The Tranche 1 regulatory conduct of business reforms that will be given effect to through the PPRs relate to all of the reforms referred to above, save for the proposed Binder Regulations.
A further, more comprehensive review of the PPRs will form part of the broader review of all conduct of business legislative frameworks across the various sectors regulated by the Financial Sector Conduct Authority that will be undertaken over the next two or so years as part of Phase 2 of Twin Peaks and the development of the CoFI Bill.
It is proposed that the Tranche 1 regulatory conduct of business reforms will take effect on 1 May 2017, with appropriate transitional provisions where necessary.
Moonstone Compliance clients will be receiving detailed bulletins containing the need-to-know information contained in these proposals. We will also be conducting workshops later in the year.

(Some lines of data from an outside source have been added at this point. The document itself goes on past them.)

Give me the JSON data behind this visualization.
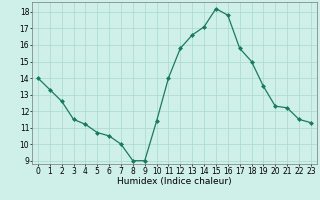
{
  "x": [
    0,
    1,
    2,
    3,
    4,
    5,
    6,
    7,
    8,
    9,
    10,
    11,
    12,
    13,
    14,
    15,
    16,
    17,
    18,
    19,
    20,
    21,
    22,
    23
  ],
  "y": [
    14.0,
    13.3,
    12.6,
    11.5,
    11.2,
    10.7,
    10.5,
    10.0,
    9.0,
    9.0,
    11.4,
    14.0,
    15.8,
    16.6,
    17.1,
    18.2,
    17.8,
    15.8,
    15.0,
    13.5,
    12.3,
    12.2,
    11.5,
    11.3
  ],
  "line_color": "#1a7a5e",
  "marker": "D",
  "marker_size": 2.0,
  "bg_color": "#cef0e8",
  "grid_color": "#aad8cc",
  "xlabel": "Humidex (Indice chaleur)",
  "xlim": [
    -0.5,
    23.5
  ],
  "ylim": [
    8.8,
    18.6
  ],
  "yticks": [
    9,
    10,
    11,
    12,
    13,
    14,
    15,
    16,
    17,
    18
  ],
  "xticks": [
    0,
    1,
    2,
    3,
    4,
    5,
    6,
    7,
    8,
    9,
    10,
    11,
    12,
    13,
    14,
    15,
    16,
    17,
    18,
    19,
    20,
    21,
    22,
    23
  ],
  "label_fontsize": 6.5,
  "tick_fontsize": 5.5,
  "linewidth": 0.9
}
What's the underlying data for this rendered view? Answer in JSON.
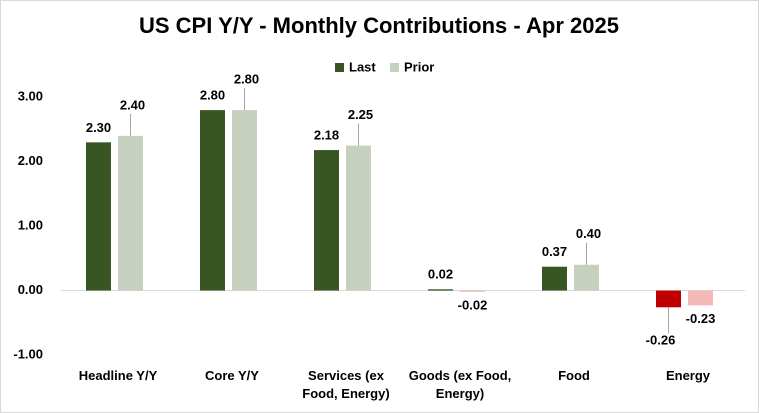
{
  "chart_data": {
    "type": "bar",
    "title": "US CPI Y/Y - Monthly Contributions - Apr 2025",
    "categories": [
      "Headline Y/Y",
      "Core Y/Y",
      "Services (ex Food, Energy)",
      "Goods (ex Food, Energy)",
      "Food",
      "Energy"
    ],
    "series": [
      {
        "name": "Last",
        "color": "#375623",
        "negative_color": "#c00000",
        "values": [
          2.3,
          2.8,
          2.18,
          0.02,
          0.37,
          -0.26
        ],
        "value_labels": [
          "2.30",
          "2.80",
          "2.18",
          "0.02",
          "0.37",
          "-0.26"
        ]
      },
      {
        "name": "Prior",
        "color": "#c5d0bf",
        "negative_color": "#f4b8b8",
        "values": [
          2.4,
          2.8,
          2.25,
          -0.02,
          0.4,
          -0.23
        ],
        "value_labels": [
          "2.40",
          "2.80",
          "2.25",
          "-0.02",
          "0.40",
          "-0.23"
        ]
      }
    ],
    "ylim": [
      -1,
      3.5
    ],
    "yticks": [
      {
        "value": -1,
        "label": "-1.00"
      },
      {
        "value": 0,
        "label": "0.00"
      },
      {
        "value": 1,
        "label": "1.00"
      },
      {
        "value": 2,
        "label": "2.00"
      },
      {
        "value": 3,
        "label": "3.00"
      }
    ],
    "legend": "top"
  }
}
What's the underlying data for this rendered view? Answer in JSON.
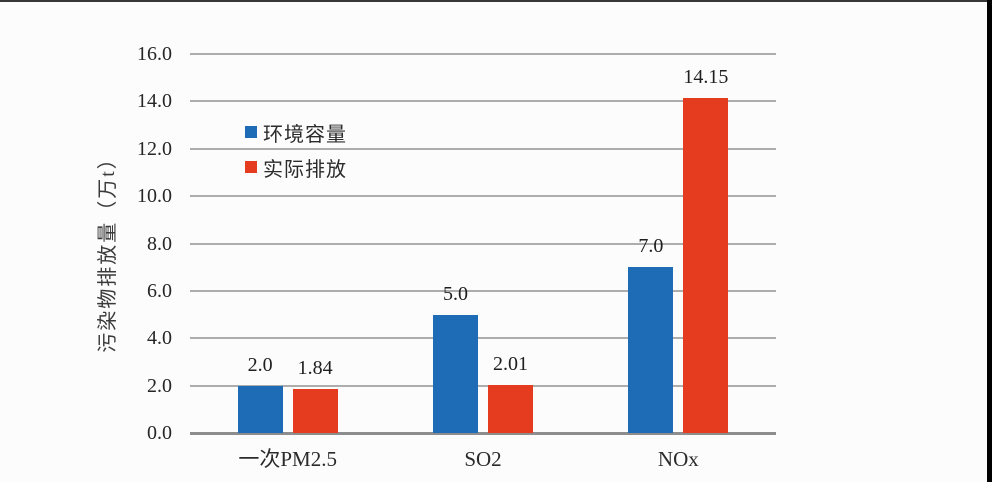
{
  "page": {
    "background_color": "#fcfcfc",
    "right_edge_bar_color": "#000000"
  },
  "chart_data": {
    "type": "bar",
    "title": "",
    "ylabel": "污染物排放量（万t）",
    "xlabel": "",
    "categories": [
      "一次PM2.5",
      "SO2",
      "NOx"
    ],
    "series": [
      {
        "name": "环境容量",
        "color": "#1e6cb5",
        "values": [
          2.0,
          5.0,
          7.0
        ],
        "value_labels": [
          "2.0",
          "5.0",
          "7.0"
        ]
      },
      {
        "name": "实际排放",
        "color": "#e53c1f",
        "values": [
          1.84,
          2.01,
          14.15
        ],
        "value_labels": [
          "1.84",
          "2.01",
          "14.15"
        ]
      }
    ],
    "ylim": [
      0,
      16
    ],
    "ytick_step": 2,
    "yticks": [
      "0.0",
      "2.0",
      "4.0",
      "6.0",
      "8.0",
      "10.0",
      "12.0",
      "14.0",
      "16.0"
    ],
    "grid": true,
    "gridline_color": "#adadad",
    "axis_line_color": "#8d8d8d",
    "legend_position": "inside-upper-left"
  }
}
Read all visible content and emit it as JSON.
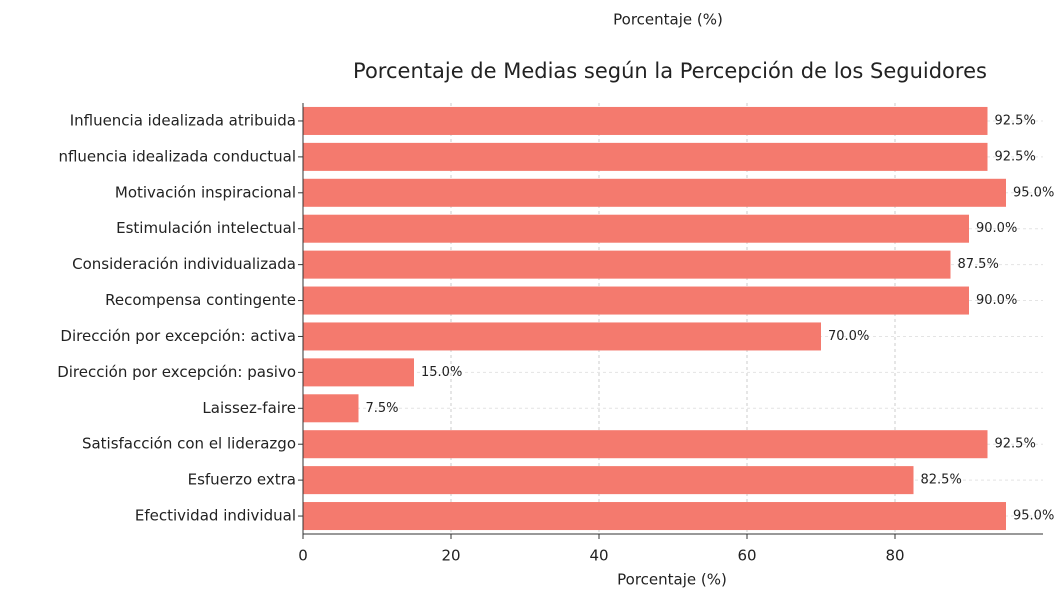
{
  "chart_data": {
    "type": "barh",
    "top_label": "Porcentaje (%)",
    "title": "Porcentaje de Medias según la Percepción de los Seguidores",
    "xlabel": "Porcentaje (%)",
    "categories": [
      "Influencia idealizada atribuida",
      "nfluencia idealizada conductual",
      "Motivación inspiracional",
      "Estimulación intelectual",
      "Consideración individualizada",
      "Recompensa contingente",
      "Dirección por excepción: activa",
      "Dirección por excepción: pasivo",
      "Laissez-faire",
      "Satisfacción con el liderazgo",
      "Esfuerzo extra",
      "Efectividad individual"
    ],
    "values": [
      92.5,
      92.5,
      95.0,
      90.0,
      87.5,
      90.0,
      70.0,
      15.0,
      7.5,
      92.5,
      82.5,
      95.0
    ],
    "value_labels": [
      "92.5%",
      "92.5%",
      "95.0%",
      "90.0%",
      "87.5%",
      "90.0%",
      "70.0%",
      "15.0%",
      "7.5%",
      "92.5%",
      "82.5%",
      "95.0%"
    ],
    "color": "#f47a6e",
    "xlim": [
      0,
      100
    ],
    "xticks": [
      0,
      20,
      40,
      60,
      80
    ],
    "grid": true
  }
}
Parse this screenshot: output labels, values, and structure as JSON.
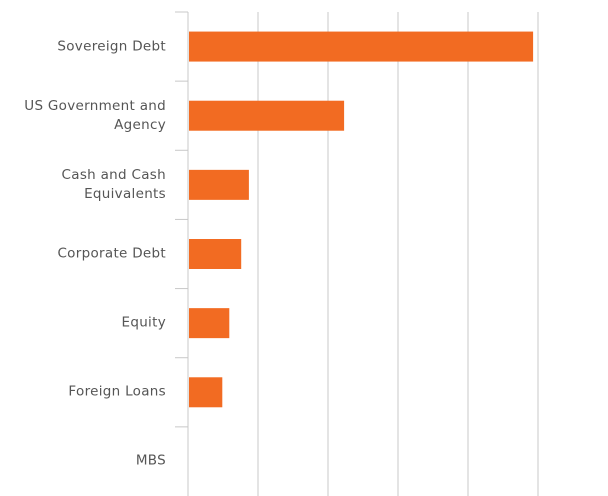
{
  "chart_data": {
    "type": "bar",
    "orientation": "horizontal",
    "categories": [
      "Sovereign Debt",
      "US Government and Agency",
      "Cash and Cash Equivalents",
      "Corporate Debt",
      "Equity",
      "Foreign Loans",
      "MBS"
    ],
    "values": [
      4.93,
      2.23,
      0.87,
      0.76,
      0.59,
      0.49,
      0
    ],
    "color": "#f26b22",
    "xlim": [
      0,
      6
    ],
    "xticks": [
      0,
      1,
      2,
      3,
      4,
      5
    ],
    "grid": true
  }
}
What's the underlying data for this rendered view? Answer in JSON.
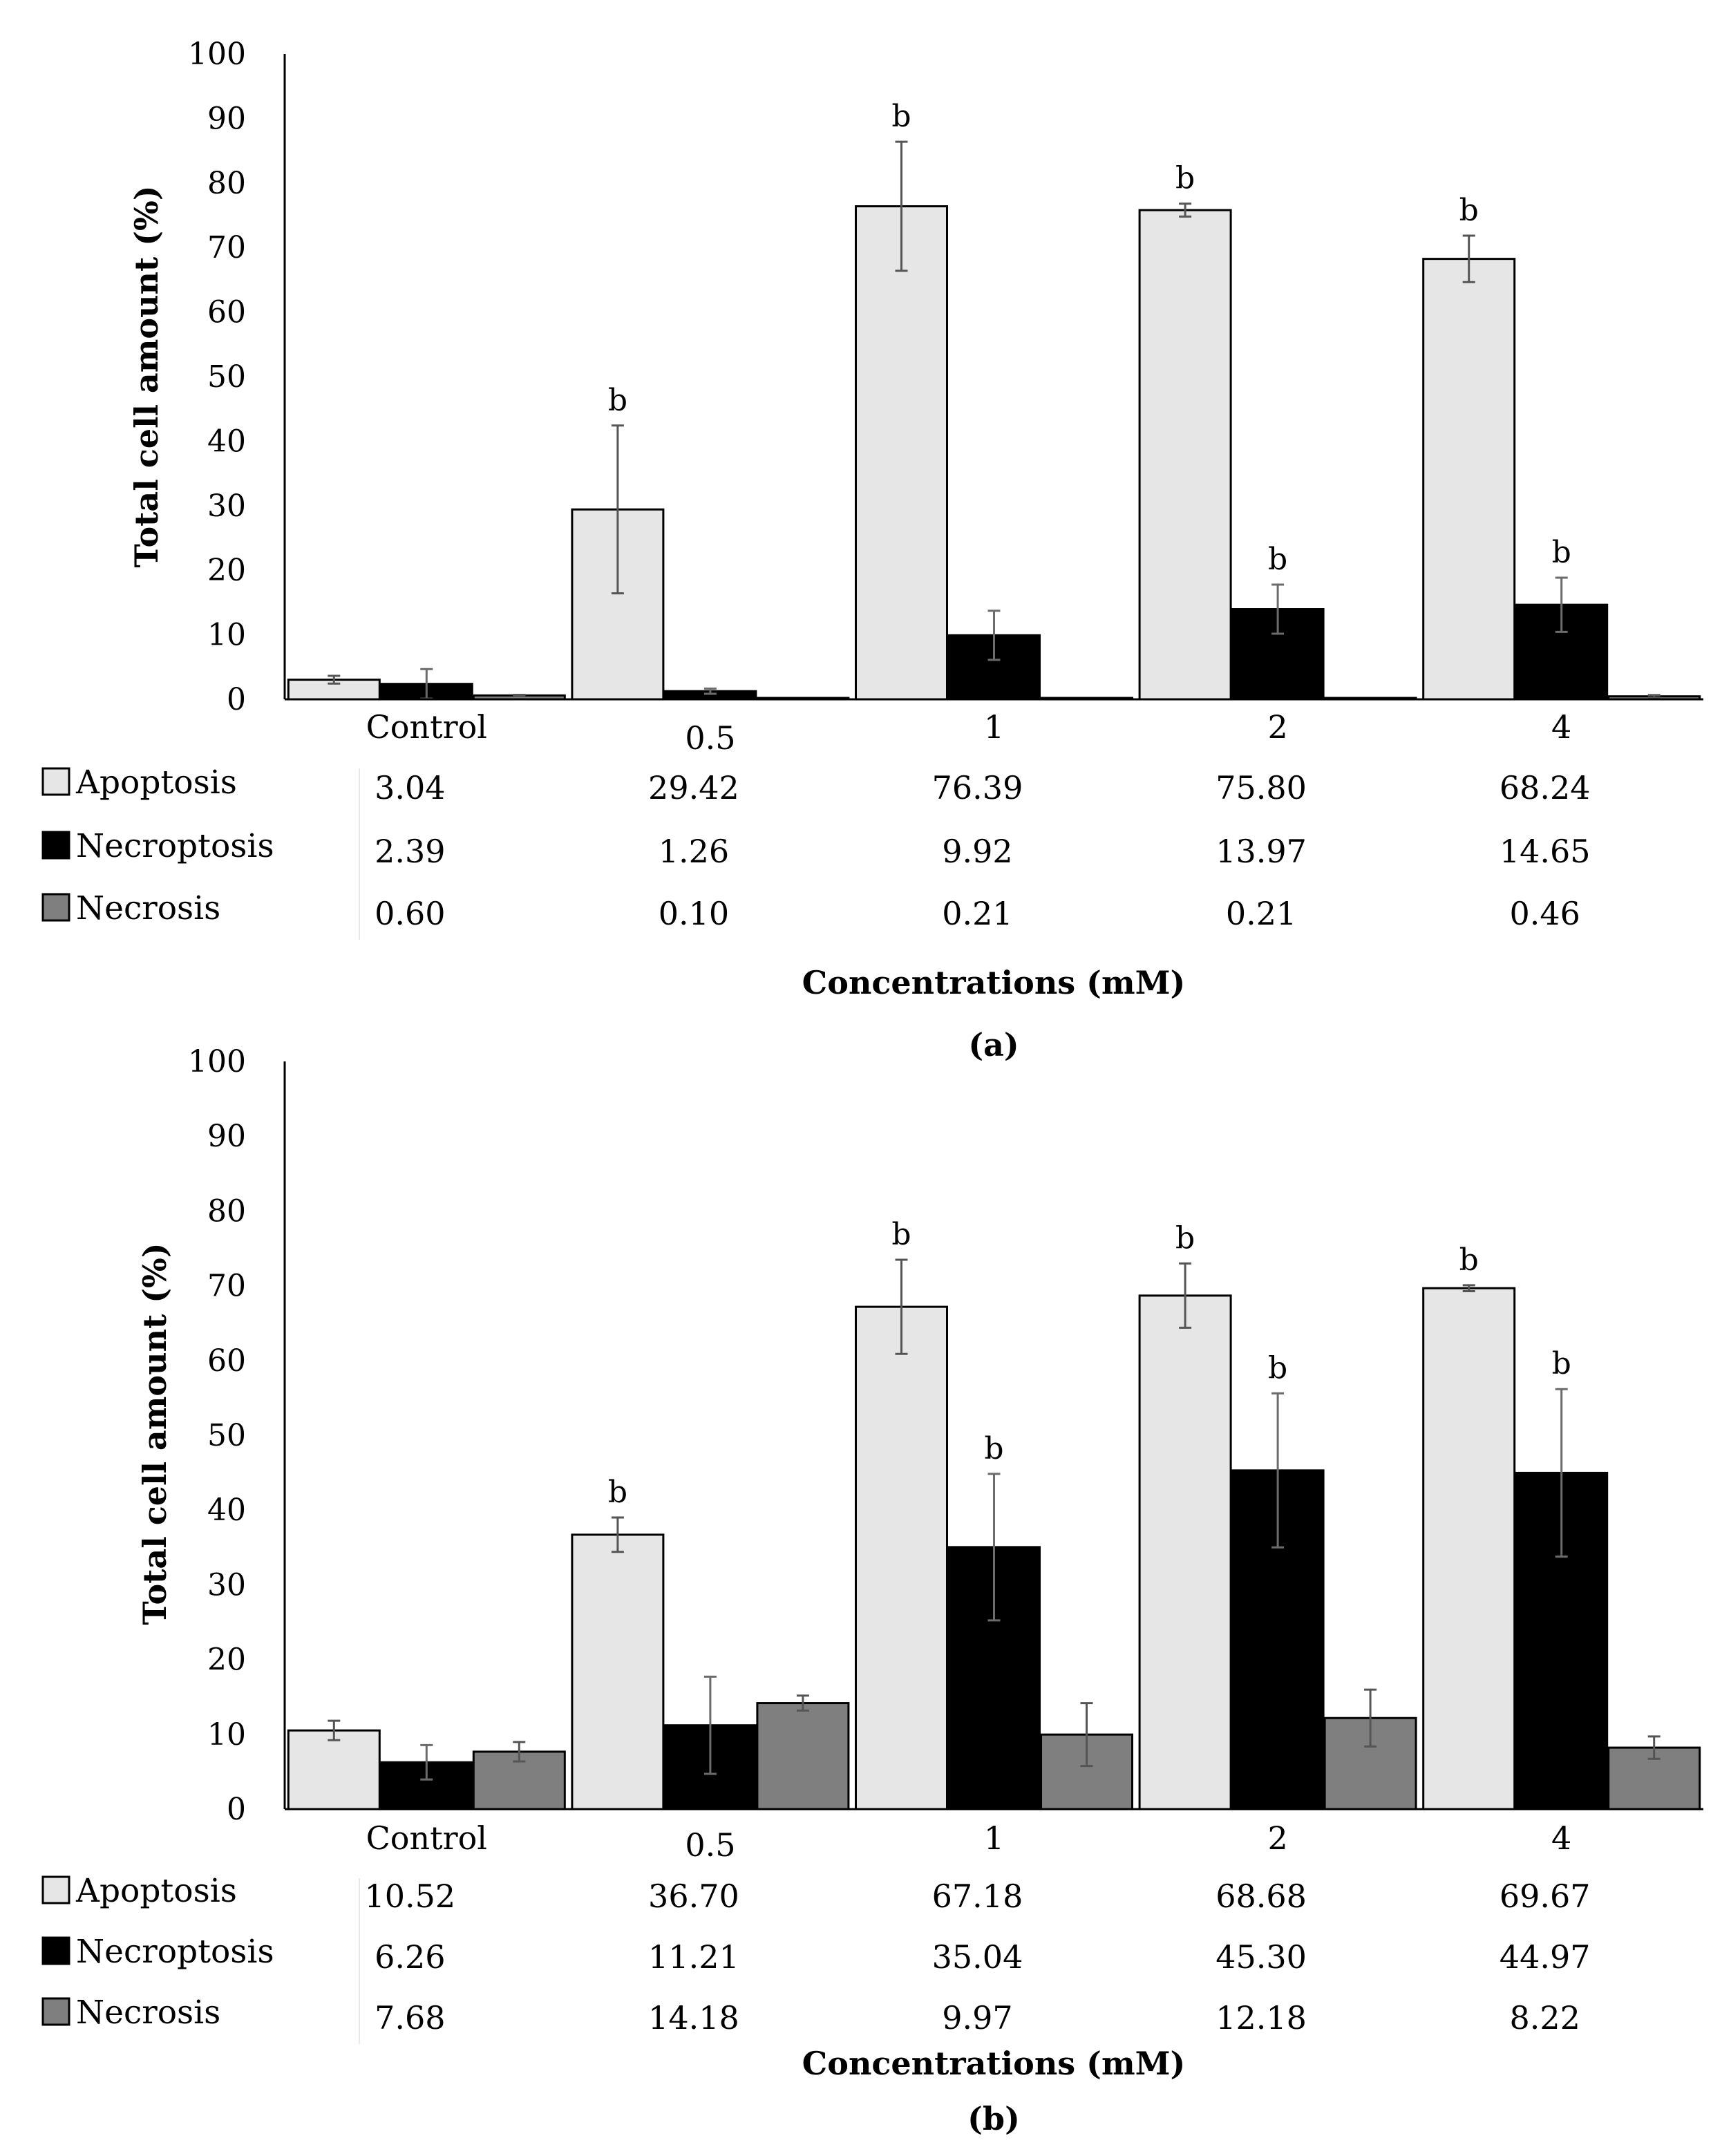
{
  "chart_data": [
    {
      "type": "bar",
      "panel_label": "(a)",
      "categories": [
        "Control",
        "0.5",
        "1",
        "2",
        "4"
      ],
      "ylabel": "Total cell amount (%)",
      "xlabel": "Concentrations (mM)",
      "ylim": [
        0,
        100
      ],
      "yticks": [
        0,
        10,
        20,
        30,
        40,
        50,
        60,
        70,
        80,
        90,
        100
      ],
      "series": [
        {
          "name": "Apoptosis",
          "color": "#e6e6e6",
          "values": [
            3.04,
            29.42,
            76.39,
            75.8,
            68.24
          ],
          "labels": [
            "3.04",
            "29.42",
            "76.39",
            "75.80",
            "68.24"
          ],
          "errors": [
            0.6,
            13.0,
            10.0,
            1.0,
            3.6
          ],
          "sig": [
            "",
            "b",
            "b",
            "b",
            "b"
          ]
        },
        {
          "name": "Necroptosis",
          "color": "#000000",
          "values": [
            2.39,
            1.26,
            9.92,
            13.97,
            14.65
          ],
          "labels": [
            "2.39",
            "1.26",
            "9.92",
            "13.97",
            "14.65"
          ],
          "errors": [
            2.3,
            0.4,
            3.8,
            3.8,
            4.2
          ],
          "sig": [
            "",
            "",
            "",
            "b",
            "b"
          ]
        },
        {
          "name": "Necrosis",
          "color": "#7f7f7f",
          "values": [
            0.6,
            0.1,
            0.21,
            0.21,
            0.46
          ],
          "labels": [
            "0.60",
            "0.10",
            "0.21",
            "0.21",
            "0.46"
          ],
          "errors": [
            0.1,
            0.0,
            0.0,
            0.0,
            0.2
          ],
          "sig": [
            "",
            "",
            "",
            "",
            ""
          ]
        }
      ]
    },
    {
      "type": "bar",
      "panel_label": "(b)",
      "categories": [
        "Control",
        "0.5",
        "1",
        "2",
        "4"
      ],
      "ylabel": "Total cell amount (%)",
      "xlabel": "Concentrations (mM)",
      "ylim": [
        0,
        100
      ],
      "yticks": [
        0,
        10,
        20,
        30,
        40,
        50,
        60,
        70,
        80,
        90,
        100
      ],
      "series": [
        {
          "name": "Apoptosis",
          "color": "#e6e6e6",
          "values": [
            10.52,
            36.7,
            67.18,
            68.68,
            69.67
          ],
          "labels": [
            "10.52",
            "36.70",
            "67.18",
            "68.68",
            "69.67"
          ],
          "errors": [
            1.3,
            2.3,
            6.3,
            4.3,
            0.4
          ],
          "sig": [
            "",
            "b",
            "b",
            "b",
            "b"
          ]
        },
        {
          "name": "Necroptosis",
          "color": "#000000",
          "values": [
            6.26,
            11.21,
            35.04,
            45.3,
            44.97
          ],
          "labels": [
            "6.26",
            "11.21",
            "35.04",
            "45.30",
            "44.97"
          ],
          "errors": [
            2.3,
            6.5,
            9.8,
            10.3,
            11.2
          ],
          "sig": [
            "",
            "",
            "b",
            "b",
            "b"
          ]
        },
        {
          "name": "Necrosis",
          "color": "#7f7f7f",
          "values": [
            7.68,
            14.18,
            9.97,
            12.18,
            8.22
          ],
          "labels": [
            "7.68",
            "14.18",
            "9.97",
            "12.18",
            "8.22"
          ],
          "errors": [
            1.3,
            1.0,
            4.2,
            3.8,
            1.5
          ],
          "sig": [
            "",
            "",
            "",
            "",
            ""
          ]
        }
      ]
    }
  ]
}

Billy Seyffert, COO of Moonstone Compliance, cautions against over-reaction:
“Please remember that at present these are proposals for comment only, although in combination all of these provide a pretty clear vision of where the regulator is going. While clients should take cognisance and give due consideration to this information and continuously assess the impact, I want to caution against knee-jerk drastic steps based on proposed amendments. Once the final regulations are published, there will be sufficient transitional time to make the required adjustments.”
Fasten your seatbelts, and sharpen your pencils. This is going to be a very demanding year.